Concerning “Goodbye, Christ”: Langston Hughes, Political Poetry, and African American Religion

jfernandez

Concerning “Goodbye, Christ”: Langston Hughes, Political Poetry, and African American Religion

March 17, 2015 / 5:00 pm - 7:00 pm / Add to Google
220 Stephens Hall

Wallace Best, Professor of Religion and African American Studies, Princeton University

In March 1953, Senator Joseph McCarthy called the poet Langston Hughes before the Permanent Subcommittee on Investigations. Formed in 1948, the PSI was initially charged with investigating allegations of corruption in the national defense program. When McCarthy assumed the chairmanship, however, he redirected the focus, turning it into a tribunal to expose Communist subversives among federal employees, as well as the general public. Hughes’s summons offered no explanation, but within the first few moments of his interrogation it was clear that “Goodbye, Christ,” a poem he had written in 1932 while sojourning in the Soviet Union, sat at the center of the committee’s interest. The poem allegedly extolled Communism while denigrating the American way of life. Concerning “Goodbye, Christ” tells the story of Hughes’s poem and the sustained impact it had on his life. It also highlights the potential efficacy and the probable peril “political poetry” could have on an African American poet’s career during the middle decades of the twentieth century. As Hughes himself would proclaim in 1964, “politics can be the graveyard of the poet, and only poetry can be his resurrection.”
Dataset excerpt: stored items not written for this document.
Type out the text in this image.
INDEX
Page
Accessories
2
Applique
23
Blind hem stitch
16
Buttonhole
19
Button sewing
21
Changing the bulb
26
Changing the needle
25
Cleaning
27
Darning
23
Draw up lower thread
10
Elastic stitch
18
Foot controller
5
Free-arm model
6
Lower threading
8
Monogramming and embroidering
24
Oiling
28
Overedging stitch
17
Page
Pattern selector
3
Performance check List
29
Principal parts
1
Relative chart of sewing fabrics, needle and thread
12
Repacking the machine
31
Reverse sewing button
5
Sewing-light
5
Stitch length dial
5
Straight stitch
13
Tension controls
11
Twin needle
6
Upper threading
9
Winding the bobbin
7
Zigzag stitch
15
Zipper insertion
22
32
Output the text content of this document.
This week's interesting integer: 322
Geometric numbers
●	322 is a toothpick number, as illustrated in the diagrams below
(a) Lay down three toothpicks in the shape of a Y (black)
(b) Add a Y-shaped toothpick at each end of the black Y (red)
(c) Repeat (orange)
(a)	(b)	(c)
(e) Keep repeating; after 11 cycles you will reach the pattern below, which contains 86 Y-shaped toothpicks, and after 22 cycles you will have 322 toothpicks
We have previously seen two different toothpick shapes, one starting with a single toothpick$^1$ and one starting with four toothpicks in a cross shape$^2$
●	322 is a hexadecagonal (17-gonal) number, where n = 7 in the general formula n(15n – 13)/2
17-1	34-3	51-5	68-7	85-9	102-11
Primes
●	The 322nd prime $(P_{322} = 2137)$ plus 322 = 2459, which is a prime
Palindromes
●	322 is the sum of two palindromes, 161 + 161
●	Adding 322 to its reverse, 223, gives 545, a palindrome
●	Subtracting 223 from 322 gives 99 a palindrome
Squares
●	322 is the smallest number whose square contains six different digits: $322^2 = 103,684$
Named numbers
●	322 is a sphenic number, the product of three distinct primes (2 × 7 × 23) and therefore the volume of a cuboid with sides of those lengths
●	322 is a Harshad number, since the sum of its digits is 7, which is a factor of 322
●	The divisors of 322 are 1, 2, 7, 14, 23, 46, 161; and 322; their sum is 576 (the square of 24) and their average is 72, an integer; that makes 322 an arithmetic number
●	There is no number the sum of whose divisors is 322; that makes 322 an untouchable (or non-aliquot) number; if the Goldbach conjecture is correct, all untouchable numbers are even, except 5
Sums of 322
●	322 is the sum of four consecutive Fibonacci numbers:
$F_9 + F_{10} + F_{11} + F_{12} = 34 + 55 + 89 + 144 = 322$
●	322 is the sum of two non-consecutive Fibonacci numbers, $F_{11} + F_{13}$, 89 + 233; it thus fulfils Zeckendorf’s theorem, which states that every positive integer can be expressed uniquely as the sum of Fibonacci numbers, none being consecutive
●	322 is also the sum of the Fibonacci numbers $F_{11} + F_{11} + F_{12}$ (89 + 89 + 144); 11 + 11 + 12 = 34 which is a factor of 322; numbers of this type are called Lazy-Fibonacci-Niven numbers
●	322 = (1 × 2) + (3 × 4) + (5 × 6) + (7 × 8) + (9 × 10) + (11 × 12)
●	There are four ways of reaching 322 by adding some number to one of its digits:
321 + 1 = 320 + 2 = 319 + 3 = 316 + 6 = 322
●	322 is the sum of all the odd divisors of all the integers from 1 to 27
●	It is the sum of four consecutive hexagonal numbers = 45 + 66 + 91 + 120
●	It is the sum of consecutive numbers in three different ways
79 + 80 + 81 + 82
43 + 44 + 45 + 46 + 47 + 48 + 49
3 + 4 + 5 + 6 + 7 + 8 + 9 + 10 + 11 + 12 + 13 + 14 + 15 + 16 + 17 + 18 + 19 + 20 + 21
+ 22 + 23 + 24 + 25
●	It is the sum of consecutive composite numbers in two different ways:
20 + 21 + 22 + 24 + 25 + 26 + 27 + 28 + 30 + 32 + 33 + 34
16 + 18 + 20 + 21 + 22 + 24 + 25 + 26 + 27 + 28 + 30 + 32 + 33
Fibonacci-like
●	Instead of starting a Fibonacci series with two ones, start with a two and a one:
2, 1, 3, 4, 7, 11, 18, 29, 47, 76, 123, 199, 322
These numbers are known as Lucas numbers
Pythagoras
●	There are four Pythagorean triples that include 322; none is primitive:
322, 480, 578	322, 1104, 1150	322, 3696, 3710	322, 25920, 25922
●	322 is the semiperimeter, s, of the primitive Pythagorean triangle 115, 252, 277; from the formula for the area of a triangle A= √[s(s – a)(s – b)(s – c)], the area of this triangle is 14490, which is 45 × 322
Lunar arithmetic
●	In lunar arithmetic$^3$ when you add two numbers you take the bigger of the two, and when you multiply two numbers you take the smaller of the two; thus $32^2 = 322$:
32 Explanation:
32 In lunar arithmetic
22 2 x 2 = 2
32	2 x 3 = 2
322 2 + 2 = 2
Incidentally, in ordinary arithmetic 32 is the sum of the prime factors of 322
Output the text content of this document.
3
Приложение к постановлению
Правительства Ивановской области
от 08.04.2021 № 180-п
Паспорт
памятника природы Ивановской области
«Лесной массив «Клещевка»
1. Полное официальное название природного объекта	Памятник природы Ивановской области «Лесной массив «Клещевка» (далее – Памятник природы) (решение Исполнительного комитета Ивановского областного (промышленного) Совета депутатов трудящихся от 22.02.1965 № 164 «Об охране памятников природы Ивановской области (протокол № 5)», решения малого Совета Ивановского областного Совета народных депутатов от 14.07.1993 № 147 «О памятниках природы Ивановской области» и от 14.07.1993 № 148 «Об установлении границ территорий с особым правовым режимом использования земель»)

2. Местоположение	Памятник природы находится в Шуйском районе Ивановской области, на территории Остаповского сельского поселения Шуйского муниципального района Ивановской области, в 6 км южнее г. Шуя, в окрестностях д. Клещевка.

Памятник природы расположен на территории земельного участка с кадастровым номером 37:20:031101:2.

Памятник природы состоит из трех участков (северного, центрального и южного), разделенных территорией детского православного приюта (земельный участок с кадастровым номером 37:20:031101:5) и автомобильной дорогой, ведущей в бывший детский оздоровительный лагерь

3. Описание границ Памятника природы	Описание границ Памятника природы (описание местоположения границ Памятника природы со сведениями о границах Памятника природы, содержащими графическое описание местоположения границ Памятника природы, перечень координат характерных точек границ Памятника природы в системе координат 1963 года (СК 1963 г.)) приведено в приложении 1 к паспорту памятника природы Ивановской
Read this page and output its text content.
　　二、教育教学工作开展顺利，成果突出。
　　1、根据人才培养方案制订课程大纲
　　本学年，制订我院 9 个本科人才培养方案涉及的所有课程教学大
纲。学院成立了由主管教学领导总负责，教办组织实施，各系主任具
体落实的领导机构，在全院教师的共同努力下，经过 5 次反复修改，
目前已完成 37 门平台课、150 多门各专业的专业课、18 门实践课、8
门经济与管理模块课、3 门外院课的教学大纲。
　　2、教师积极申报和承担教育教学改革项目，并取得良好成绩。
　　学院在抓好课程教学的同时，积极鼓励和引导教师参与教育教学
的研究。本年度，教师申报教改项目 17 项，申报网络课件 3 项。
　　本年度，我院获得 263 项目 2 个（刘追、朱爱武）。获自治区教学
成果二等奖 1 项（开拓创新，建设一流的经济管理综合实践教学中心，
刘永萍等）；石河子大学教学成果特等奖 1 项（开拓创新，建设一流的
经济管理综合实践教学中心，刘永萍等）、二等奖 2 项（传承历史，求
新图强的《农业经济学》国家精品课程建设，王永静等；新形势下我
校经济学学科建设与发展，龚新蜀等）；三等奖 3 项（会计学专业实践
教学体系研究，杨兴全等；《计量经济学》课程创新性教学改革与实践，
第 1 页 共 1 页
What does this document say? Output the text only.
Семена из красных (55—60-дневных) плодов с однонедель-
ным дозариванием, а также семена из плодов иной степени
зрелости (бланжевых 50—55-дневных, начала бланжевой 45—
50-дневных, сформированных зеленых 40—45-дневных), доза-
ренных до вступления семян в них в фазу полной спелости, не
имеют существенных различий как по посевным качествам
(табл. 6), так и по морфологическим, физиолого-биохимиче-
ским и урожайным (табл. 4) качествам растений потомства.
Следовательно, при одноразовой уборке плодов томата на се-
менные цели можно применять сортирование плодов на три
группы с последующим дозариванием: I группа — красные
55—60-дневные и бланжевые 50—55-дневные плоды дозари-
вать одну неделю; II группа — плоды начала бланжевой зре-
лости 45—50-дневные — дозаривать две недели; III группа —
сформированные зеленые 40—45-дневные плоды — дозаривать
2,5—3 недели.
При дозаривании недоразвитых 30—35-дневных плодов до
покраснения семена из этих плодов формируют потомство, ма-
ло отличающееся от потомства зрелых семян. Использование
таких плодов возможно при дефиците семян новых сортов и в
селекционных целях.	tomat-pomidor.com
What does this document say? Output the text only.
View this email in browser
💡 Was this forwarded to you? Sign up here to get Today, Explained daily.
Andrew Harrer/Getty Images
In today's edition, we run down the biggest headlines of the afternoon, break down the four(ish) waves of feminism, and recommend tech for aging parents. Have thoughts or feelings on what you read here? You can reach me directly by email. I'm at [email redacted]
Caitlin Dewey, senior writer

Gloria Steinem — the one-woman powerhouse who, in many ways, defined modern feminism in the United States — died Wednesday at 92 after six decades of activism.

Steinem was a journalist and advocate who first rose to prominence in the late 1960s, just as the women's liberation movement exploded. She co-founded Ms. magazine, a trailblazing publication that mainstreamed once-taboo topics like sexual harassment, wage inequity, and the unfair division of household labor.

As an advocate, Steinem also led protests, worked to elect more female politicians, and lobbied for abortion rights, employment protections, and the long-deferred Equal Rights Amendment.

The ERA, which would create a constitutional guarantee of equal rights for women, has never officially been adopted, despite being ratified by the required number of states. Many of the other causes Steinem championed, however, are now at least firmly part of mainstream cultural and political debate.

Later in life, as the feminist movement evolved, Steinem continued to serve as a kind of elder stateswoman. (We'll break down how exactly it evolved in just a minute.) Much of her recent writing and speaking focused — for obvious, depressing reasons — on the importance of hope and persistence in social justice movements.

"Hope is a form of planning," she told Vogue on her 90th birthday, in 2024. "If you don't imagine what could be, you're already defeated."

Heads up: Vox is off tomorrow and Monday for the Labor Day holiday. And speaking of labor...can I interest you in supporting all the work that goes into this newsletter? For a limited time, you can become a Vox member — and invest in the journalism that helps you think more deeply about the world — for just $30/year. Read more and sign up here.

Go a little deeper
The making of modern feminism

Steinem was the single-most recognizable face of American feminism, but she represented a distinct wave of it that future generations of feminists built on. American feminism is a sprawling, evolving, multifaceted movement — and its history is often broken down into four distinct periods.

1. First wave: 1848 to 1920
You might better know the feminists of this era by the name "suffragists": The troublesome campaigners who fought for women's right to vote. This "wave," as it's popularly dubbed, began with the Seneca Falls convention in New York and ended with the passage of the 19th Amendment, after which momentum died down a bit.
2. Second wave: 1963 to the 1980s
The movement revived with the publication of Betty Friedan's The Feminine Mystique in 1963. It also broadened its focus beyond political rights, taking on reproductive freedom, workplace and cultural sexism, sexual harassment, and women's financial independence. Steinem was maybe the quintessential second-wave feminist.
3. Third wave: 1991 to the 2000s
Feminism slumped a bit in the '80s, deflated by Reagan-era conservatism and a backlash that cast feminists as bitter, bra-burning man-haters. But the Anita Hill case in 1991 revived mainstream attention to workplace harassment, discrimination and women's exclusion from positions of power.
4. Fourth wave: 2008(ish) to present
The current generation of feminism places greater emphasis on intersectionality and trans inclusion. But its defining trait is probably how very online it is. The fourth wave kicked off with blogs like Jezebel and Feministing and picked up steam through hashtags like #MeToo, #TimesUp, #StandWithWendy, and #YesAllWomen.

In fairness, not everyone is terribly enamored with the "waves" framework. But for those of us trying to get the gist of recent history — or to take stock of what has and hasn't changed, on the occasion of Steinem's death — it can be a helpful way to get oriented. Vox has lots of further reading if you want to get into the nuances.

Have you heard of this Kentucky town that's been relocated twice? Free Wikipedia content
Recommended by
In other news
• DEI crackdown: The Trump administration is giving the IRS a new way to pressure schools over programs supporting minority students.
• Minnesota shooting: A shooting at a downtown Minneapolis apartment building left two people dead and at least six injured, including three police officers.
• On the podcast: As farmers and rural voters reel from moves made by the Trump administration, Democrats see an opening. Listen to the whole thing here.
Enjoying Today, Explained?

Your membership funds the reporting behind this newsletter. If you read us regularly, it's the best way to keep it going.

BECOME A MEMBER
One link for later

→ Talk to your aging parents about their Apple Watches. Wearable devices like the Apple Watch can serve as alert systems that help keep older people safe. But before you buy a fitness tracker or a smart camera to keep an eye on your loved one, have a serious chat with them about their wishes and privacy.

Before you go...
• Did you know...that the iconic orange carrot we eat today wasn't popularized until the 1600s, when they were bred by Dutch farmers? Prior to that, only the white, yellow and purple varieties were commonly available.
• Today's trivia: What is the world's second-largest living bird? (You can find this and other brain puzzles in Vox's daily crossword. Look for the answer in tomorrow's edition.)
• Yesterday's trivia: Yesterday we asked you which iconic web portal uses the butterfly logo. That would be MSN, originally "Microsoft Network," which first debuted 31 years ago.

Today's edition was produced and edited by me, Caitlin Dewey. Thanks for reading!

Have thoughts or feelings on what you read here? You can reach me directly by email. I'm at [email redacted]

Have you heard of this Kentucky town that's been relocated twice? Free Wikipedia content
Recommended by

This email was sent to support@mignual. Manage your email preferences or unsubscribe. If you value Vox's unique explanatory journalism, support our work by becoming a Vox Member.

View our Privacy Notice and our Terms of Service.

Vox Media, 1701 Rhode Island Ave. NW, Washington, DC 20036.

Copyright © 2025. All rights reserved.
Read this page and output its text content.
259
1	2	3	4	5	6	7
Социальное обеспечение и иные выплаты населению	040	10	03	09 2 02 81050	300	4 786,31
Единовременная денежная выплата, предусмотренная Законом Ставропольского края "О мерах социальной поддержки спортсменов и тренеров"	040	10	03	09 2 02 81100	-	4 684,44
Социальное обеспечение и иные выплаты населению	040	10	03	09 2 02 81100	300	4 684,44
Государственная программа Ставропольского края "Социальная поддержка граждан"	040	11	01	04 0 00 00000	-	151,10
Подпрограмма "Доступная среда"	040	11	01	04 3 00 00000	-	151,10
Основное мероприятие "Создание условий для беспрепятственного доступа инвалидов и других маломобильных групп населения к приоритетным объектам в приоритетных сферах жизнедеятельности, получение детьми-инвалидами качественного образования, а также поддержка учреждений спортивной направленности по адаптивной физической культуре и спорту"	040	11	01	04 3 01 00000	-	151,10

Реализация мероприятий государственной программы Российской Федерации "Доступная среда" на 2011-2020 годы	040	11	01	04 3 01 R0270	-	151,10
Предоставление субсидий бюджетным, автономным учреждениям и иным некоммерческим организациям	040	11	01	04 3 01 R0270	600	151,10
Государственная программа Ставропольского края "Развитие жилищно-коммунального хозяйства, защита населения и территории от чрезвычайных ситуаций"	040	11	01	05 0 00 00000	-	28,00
Wallace Best specializes in 19th and 20th century African American religious history. His research and teaching focus on the areas of African American religion, religion and literature, Global Pentecostalism, gender and sexuality, and Womanist theology. He has held fellowships at Princeton’s Center for the Study of Religion and the W. E. B. Du Bois Institute at Harvard University. He is the author of Passionately Human, No Less Divine: Religion and Culture in Black Chicago, 1915-1952 (Princeton University Press, 2005), and his current book project is Langston’s Salvation: American Religion and the Bard of Harlem.